Dein Geld war nie weg - ein Beispiel:
700.000€ investiert in eine Gründung

Davon:

  • 250.000€ Aufbau der Produktion (Einkauf von Material, irgendwer wurde bezahlt und stellte das her, 250.000€ erhielt wer anders, für dich Ausgabe, für den anderen Einnahme)
  • 150.000€ für Löhne und Gehälter (teils Arbeitslose erhielten ihr Geld dann nicht mehr vom Staat, sondern von einem Unternehmer, diese sammelten Berufserfahrung; der Unternehmer ermöglichte es Menschen, eine sie erfüllende Tätigkeit auszuüben)
  • 200.000€ Vertriebskosten (jemand erhielt Aufträge von diesem Unternehmen, auch dieses Geld war nie weg, sondern wurde umverteilt)
  • 100.000€ laufende Kosten (Mieten, Pacht, Strom, Gas, Versicherungen - all dieses Geld verbuchte irgendwer anders als Einnahme)

700.000€ ausgegeben und dann Insolvenz angemeldet.
Im Grunde war das Geld nicht weg. Es hatte im Wirtschaftskreislauf nur so gewirkt, dass es derjenige am Ende nicht mehr übrig hatte.

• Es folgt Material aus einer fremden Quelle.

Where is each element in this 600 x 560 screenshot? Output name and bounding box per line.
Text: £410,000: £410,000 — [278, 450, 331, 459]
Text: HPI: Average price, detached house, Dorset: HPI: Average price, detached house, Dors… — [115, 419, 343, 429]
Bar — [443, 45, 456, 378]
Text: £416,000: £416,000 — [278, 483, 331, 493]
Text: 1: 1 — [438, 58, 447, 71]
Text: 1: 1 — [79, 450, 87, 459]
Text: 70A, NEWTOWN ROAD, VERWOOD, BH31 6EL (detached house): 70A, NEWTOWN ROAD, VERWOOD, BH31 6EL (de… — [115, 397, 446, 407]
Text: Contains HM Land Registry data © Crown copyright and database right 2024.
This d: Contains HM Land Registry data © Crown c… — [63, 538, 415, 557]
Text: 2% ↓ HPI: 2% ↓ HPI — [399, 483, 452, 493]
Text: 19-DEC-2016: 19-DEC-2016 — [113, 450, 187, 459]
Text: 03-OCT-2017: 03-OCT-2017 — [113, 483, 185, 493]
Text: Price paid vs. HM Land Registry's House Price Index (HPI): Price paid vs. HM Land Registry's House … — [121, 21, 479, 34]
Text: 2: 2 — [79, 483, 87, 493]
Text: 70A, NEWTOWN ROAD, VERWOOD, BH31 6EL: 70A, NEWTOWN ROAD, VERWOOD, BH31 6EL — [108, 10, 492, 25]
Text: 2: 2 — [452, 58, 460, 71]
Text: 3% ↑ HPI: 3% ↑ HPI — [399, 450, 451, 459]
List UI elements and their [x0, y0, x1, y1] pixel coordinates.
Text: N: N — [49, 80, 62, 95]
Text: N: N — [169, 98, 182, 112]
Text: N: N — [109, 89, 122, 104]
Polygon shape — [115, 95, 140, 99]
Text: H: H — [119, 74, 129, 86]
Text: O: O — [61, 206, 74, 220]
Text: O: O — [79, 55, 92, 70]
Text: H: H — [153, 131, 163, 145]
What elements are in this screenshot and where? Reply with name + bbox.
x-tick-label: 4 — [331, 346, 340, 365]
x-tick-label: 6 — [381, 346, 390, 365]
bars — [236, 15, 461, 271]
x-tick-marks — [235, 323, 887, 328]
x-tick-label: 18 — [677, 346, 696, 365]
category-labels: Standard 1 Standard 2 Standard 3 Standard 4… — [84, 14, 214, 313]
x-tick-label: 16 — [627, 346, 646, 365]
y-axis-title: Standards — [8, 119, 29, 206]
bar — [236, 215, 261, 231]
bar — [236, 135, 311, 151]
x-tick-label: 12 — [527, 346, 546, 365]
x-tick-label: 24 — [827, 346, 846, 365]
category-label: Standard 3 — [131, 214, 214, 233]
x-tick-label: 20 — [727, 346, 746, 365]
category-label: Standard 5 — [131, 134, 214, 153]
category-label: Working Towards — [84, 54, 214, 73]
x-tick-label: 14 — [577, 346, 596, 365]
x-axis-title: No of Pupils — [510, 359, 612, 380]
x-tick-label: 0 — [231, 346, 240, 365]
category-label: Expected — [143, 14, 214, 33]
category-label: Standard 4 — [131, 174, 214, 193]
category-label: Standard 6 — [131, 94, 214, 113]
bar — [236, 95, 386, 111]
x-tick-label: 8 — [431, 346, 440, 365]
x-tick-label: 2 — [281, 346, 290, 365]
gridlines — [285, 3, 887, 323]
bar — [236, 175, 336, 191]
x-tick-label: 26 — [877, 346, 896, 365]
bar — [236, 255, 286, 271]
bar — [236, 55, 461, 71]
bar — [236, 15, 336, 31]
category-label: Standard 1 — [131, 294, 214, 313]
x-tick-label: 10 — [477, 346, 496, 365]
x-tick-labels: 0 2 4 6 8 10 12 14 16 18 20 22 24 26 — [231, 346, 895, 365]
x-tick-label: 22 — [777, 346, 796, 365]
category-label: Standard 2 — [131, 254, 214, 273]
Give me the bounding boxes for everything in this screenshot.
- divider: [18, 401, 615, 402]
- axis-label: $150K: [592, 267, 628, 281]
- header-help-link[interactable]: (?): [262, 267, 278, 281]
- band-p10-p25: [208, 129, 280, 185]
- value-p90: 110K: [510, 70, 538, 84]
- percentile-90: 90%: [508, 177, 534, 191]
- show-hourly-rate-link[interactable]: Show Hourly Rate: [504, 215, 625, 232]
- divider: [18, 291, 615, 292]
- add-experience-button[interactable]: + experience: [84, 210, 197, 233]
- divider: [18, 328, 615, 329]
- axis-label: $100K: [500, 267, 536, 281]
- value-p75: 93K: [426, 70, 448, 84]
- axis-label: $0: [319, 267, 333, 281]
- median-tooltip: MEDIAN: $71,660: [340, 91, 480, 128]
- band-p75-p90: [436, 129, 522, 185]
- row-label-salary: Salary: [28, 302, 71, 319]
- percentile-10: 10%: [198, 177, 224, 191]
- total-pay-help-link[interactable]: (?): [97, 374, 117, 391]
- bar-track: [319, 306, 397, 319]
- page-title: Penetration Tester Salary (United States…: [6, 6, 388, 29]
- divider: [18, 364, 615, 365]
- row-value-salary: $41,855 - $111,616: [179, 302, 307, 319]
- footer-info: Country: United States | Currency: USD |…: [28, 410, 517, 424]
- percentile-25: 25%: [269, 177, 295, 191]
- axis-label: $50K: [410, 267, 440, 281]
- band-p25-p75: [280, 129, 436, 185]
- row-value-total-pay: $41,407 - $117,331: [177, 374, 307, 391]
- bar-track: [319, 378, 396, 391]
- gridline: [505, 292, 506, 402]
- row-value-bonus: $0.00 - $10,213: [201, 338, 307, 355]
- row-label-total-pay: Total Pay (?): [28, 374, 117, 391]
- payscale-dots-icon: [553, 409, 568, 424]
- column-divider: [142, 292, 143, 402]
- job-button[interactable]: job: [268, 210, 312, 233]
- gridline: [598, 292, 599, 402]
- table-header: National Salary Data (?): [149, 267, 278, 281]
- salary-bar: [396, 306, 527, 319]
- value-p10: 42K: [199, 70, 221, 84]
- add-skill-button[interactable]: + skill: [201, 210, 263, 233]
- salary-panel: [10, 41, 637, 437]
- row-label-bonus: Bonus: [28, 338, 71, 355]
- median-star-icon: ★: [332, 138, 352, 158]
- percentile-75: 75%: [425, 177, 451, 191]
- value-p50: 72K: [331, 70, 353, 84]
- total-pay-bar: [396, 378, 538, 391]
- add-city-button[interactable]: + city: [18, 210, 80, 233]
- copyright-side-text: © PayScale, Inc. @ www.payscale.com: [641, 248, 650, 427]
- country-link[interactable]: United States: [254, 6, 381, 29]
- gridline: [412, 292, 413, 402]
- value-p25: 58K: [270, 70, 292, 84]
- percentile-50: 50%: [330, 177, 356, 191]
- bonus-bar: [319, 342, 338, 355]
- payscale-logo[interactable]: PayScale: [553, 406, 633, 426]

Ein Verlust war es ganzheitlich betrachtet nicht. Das Geld hatte vielen Unternehmern Aufträge und Einnahmen beschenkt, den Beschäftigten Berufserfahrung gebracht. Auch die Gründer hatten wertvolle Erfahrungen gesammelt.

Das Risiko bestand, das Geld war weg. Und doch war es wahrscheinlich eine der wichtigsten Erfahrungen im Leben eines Gründers und Geschäftsführers.